Chasing massive profits, crooks have unleased a flood of rogue antivirus programs that attempt to fool or scare unsuspecting PC users into forking over cash for an app that does nothing worthwhile.
According to the Antiphishing Working Group, the number of fake security programs skyrocketed from average of around 2,500 per month to 9,287 in December. The group's latest report, covering the second half of 2008, says that while rogue AV has been around for years, it wasn't until the middle of last year that crooks starting turning the fake apps into a serious money-making machine.
The Washington Post's Security Fix recently showed that dirty affiliates who help spread the junk apps can earn more than $330,000 a month in commissions.
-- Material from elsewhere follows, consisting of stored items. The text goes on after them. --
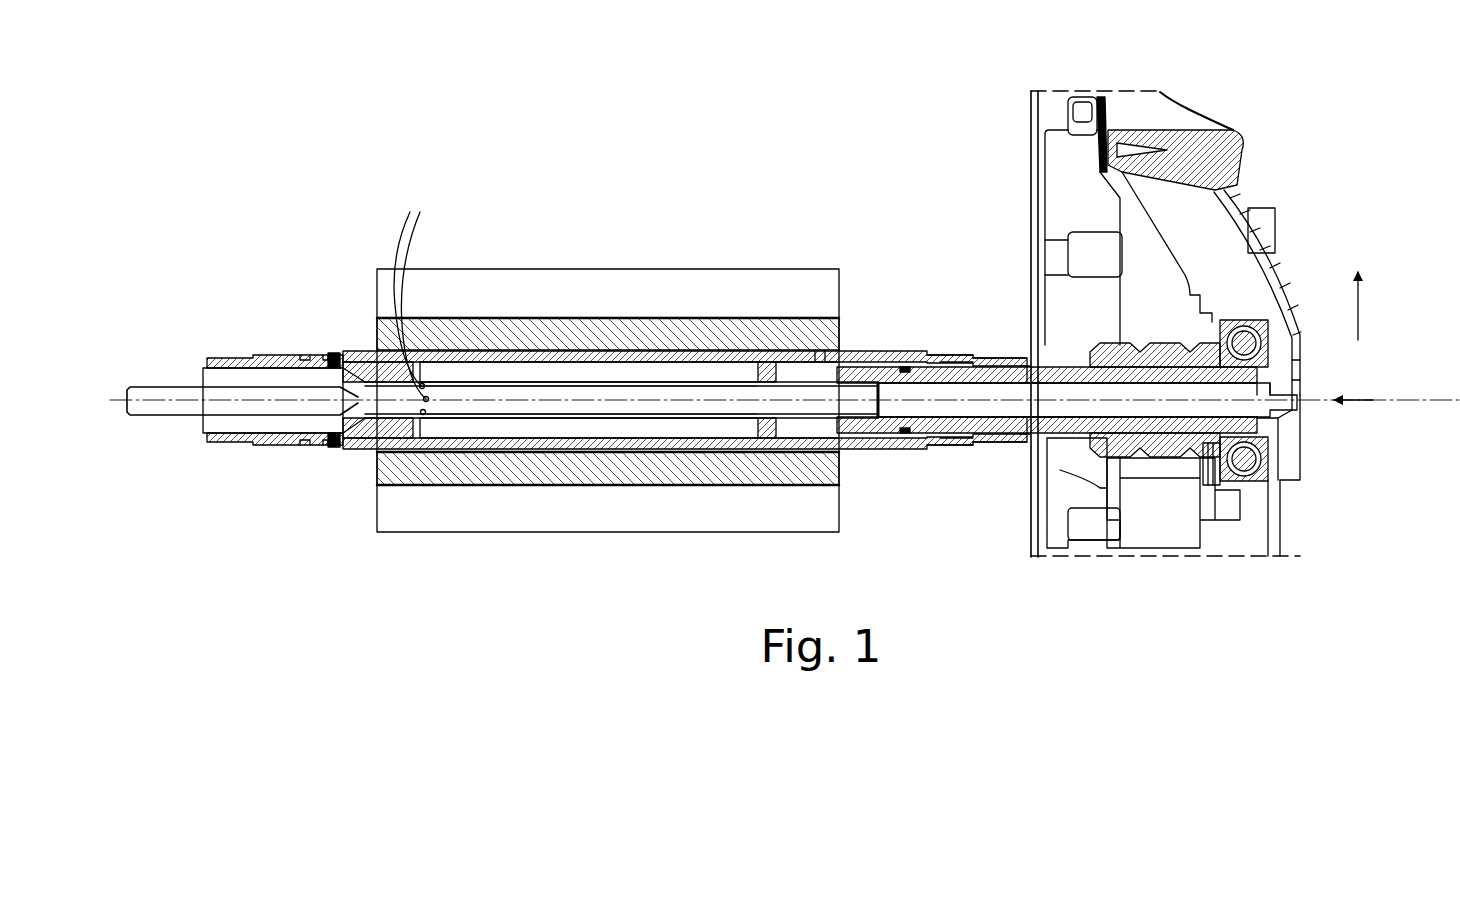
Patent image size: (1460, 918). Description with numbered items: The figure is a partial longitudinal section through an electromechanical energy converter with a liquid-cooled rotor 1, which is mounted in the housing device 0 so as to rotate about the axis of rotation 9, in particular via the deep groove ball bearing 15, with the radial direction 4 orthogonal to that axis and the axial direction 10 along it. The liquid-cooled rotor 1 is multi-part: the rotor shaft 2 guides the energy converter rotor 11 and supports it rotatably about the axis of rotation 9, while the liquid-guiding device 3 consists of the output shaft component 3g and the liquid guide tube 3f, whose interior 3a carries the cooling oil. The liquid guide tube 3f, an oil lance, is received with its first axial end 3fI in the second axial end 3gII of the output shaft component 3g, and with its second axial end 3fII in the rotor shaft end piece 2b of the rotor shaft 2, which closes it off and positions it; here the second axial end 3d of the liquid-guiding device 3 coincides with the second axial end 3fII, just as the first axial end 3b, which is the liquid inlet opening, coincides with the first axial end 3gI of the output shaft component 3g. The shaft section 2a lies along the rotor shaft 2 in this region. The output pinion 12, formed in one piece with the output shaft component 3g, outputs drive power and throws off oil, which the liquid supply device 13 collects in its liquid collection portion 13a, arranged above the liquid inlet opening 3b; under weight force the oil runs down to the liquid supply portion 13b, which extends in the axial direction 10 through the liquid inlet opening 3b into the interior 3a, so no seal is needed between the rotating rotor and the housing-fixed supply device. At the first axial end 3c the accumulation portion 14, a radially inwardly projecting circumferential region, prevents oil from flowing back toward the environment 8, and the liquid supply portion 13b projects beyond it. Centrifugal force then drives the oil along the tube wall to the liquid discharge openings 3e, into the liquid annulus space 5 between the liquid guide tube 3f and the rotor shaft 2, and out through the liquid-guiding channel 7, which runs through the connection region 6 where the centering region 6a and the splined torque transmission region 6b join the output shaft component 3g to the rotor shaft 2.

The housing device 0 is at (1245, 140).
The liquid-cooled rotor 1 is at (362, 330).
The rotor shaft 2 is at (857, 362).
The shaft section 2a is at (1025, 360).
The rotor shaft end piece 2b is at (300, 352).
The liquid-guiding device 3 is at (818, 440).
The interior of the liquid-guiding device 3a is at (565, 408).
The liquid inlet opening 3b is at (1300, 378).
The first axial end 3c is at (1293, 440).
The second axial end of the liquid-guiding device 3d is at (351, 452).
The liquid discharge openings 3e is at (417, 296).
The liquid guide tube 3f is at (685, 418).
The first axial end of the liquid guide tube 3fI is at (838, 432).
The second axial end of the liquid guide tube 3fII is at (340, 422).
The output shaft component 3g is at (1025, 455).
The first axial end of the output shaft component 3gI is at (1270, 425).
The second axial end of the output shaft component 3gII is at (815, 352).
The radial direction 4 is at (1360, 290).
The liquid annulus space 5 is at (478, 432).
The connection region 6 is at (943, 345).
The centering region 6a is at (945, 445).
The torque transmission region 6b is at (895, 368).
The liquid-guiding channel 7 is at (1005, 447).
The environment 8 is at (1014, 216).
The axis of rotation 9 is at (125, 404).
The axial direction 10 is at (1372, 396).
The energy converter rotor 11 is at (745, 316).
The output pinion 12 is at (1176, 458).
The liquid supply device 13 is at (1238, 203).
The liquid collection portion 13a is at (1190, 172).
The liquid supply portion 13b is at (1290, 412).
The accumulation portion 14 is at (1262, 480).
The deep groove ball bearing 15 is at (1270, 482).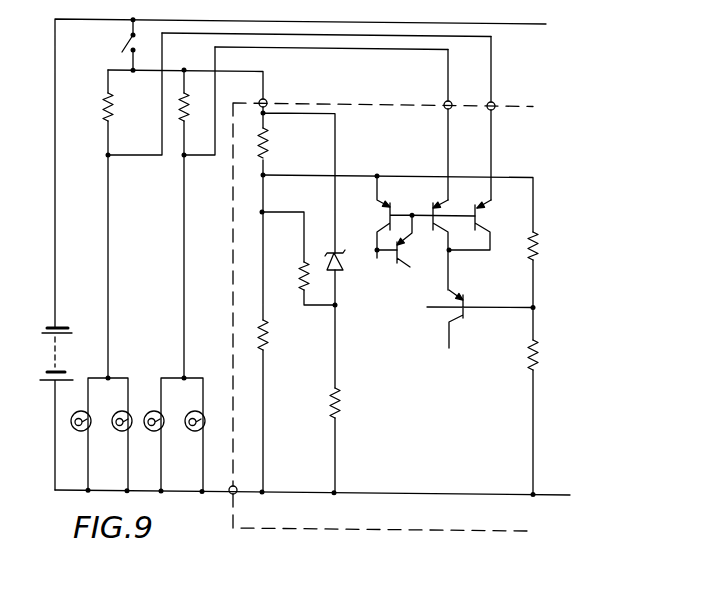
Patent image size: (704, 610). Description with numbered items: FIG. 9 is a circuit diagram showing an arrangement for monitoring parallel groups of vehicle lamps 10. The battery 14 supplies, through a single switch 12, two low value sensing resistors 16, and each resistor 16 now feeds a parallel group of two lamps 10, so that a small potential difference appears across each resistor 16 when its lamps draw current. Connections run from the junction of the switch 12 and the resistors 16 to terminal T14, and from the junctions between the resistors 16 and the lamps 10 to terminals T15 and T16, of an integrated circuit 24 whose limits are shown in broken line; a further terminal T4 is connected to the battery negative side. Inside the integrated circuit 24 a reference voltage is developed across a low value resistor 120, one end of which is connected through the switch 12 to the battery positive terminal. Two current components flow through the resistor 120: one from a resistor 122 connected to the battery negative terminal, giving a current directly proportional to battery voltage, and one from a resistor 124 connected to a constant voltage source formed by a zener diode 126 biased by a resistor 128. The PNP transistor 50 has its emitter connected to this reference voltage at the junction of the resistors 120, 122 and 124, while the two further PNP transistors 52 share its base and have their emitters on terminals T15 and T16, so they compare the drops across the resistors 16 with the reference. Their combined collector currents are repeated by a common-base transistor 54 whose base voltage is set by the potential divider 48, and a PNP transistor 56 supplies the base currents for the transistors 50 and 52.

The lamps 10 is at (190, 416).
The switch 12 is at (124, 42).
The battery 14 is at (57, 328).
The low value resistor 16 is at (174, 109).
The integrated circuit 24 is at (330, 530).
The potential divider 48 is at (546, 282).
The PNP transistor 50 is at (386, 209).
The further PNP transistors 52 is at (486, 206).
The further transistor 54 is at (470, 299).
The further PNP transistor 56 is at (413, 256).
The low value resistor 120 is at (268, 149).
The resistor 122 is at (267, 336).
The resistor 124 is at (298, 264).
The zener diode 126 is at (338, 270).
The resistor 128 is at (340, 402).
The terminal T4 is at (229, 493).
The terminal T14 is at (266, 99).
The terminal T15 is at (445, 101).
The terminal T16 is at (494, 102).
Maybe crime doesn't pay, but it seems that crimeware just might.
I also covered the increased use of the tactic for a recent PC World story that looks into the two ways you might end up with a scare-tactic pop-up or something similar on your PC that attempts to goad you into paying for the fake software. The first, browser-based method isn't dangerous if you're smart enough to ignore the pop-up; but the second scenario can indicate a malware infection and is bad news.
On a side note, the report also found that in September, Sweden for the first time became host to more phishing sites than any other country. Almost two-thirds of all sites found by the APWG in that month were hosted in that country, though in October the US quickly re-established its dubious lead.